I don't anticipate that the market value of my house will recover to the price I purchased it for in ten years, or even twenty years. I bought it with its outdated 80s kitchen, and nearly ten years later, that 80s kitchen is still there, and ten years from now, it will still be an 80s kitchen (fingers crossed that 80s kitchens will be back in vogue then.)

I only hope to turn it into a rental someday, and fill it with a bunch of college students, just as some of my other neighbors have done. Or maybe some illegal immigrants who are flush with their IRS refunds.
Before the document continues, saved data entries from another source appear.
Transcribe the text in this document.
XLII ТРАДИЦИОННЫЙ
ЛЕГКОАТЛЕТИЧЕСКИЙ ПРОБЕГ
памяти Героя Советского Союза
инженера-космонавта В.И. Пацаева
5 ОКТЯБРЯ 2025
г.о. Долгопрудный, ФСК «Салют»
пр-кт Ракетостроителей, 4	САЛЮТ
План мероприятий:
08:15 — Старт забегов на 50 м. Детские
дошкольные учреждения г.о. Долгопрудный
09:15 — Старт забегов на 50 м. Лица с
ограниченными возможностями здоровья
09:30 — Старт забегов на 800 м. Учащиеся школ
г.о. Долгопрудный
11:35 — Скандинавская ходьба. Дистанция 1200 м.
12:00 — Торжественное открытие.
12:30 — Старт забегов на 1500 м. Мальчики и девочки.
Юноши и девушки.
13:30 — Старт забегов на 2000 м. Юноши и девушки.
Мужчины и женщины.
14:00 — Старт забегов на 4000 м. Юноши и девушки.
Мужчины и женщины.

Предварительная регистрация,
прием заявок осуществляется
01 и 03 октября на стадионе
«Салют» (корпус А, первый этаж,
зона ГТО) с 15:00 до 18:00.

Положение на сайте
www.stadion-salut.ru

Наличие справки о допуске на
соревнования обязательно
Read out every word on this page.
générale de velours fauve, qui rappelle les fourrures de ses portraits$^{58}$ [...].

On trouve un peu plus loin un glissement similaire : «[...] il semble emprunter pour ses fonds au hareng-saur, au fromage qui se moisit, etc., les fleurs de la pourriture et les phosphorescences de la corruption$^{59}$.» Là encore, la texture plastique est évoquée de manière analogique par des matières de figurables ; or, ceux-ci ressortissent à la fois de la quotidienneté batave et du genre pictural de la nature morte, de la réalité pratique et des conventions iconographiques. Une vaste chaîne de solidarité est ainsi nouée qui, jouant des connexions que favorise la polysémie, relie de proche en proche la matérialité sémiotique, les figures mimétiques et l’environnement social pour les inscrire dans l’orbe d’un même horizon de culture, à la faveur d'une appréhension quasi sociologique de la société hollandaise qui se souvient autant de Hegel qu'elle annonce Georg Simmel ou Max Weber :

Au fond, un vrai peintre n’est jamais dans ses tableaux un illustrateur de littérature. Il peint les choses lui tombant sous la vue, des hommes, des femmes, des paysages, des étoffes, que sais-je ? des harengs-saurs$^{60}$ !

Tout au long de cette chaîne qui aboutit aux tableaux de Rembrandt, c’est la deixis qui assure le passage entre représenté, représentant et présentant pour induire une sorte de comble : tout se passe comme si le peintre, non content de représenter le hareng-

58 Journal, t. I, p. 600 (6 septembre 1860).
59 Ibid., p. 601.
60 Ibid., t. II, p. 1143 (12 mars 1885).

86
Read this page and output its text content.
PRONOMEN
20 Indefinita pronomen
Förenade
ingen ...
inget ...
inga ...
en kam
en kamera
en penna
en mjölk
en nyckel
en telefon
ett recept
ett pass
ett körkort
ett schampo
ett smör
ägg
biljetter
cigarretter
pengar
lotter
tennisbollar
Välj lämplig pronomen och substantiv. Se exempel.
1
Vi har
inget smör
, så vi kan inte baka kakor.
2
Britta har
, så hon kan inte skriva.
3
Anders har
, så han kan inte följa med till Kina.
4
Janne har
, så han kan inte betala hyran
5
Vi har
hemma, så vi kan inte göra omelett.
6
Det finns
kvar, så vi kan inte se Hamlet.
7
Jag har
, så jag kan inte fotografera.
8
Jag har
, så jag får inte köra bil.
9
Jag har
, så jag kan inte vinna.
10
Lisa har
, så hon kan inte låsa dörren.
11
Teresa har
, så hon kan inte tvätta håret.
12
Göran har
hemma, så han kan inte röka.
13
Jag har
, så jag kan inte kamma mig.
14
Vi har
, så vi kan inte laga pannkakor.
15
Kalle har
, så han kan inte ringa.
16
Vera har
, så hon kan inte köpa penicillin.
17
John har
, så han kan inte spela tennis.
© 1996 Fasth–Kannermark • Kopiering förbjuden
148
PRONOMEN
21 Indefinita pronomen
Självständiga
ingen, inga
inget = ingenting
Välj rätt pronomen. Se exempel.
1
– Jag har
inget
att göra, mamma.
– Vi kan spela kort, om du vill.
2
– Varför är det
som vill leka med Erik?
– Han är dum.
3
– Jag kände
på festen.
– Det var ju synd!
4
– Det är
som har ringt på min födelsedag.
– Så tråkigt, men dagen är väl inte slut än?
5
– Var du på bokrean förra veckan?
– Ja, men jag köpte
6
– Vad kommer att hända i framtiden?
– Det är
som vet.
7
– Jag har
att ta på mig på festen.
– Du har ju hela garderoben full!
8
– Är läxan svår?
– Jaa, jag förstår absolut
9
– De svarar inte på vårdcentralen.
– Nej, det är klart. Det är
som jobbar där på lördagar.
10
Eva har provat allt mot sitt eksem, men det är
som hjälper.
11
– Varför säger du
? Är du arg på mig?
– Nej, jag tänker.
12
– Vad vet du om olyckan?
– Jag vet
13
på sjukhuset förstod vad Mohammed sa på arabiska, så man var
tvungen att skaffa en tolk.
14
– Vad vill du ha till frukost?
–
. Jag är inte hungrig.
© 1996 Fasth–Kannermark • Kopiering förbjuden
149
I blame the government and the mortgage industry for allowing people to buy homes with zero down mortgages, and then let them cash out tax-free equity which they spent on vacations, new cars, granite countertops. And when everything crashed, they just walked away. To add insult to injury, those same folks are now entering the real estate market again, and, again, with easy money mortgages. And I do hold myself accountable for not being savvy enough to recognize the mortgage system for the corrupt system it was, and is. You can be certain that my kids, who had to live through all of this, understand how corrupt the market is. They already are devotees of Dave Ramsey, rejecting credit cards, and heading to college on full academic scholarships (so no school loan debt), and they plan to save to buy cars with cash, and will wait to buy homes until they can afford to finance those houses with loans with terms less than 15 years.

So, some good has come out of this, I guess. But back in 2007-08, when the crises hit our family, I sure would have liked to have sold this albatross of a house, even with a small loss, so that I could have enjoyed those years with my kids far more, and free of the distraction of financial devastation.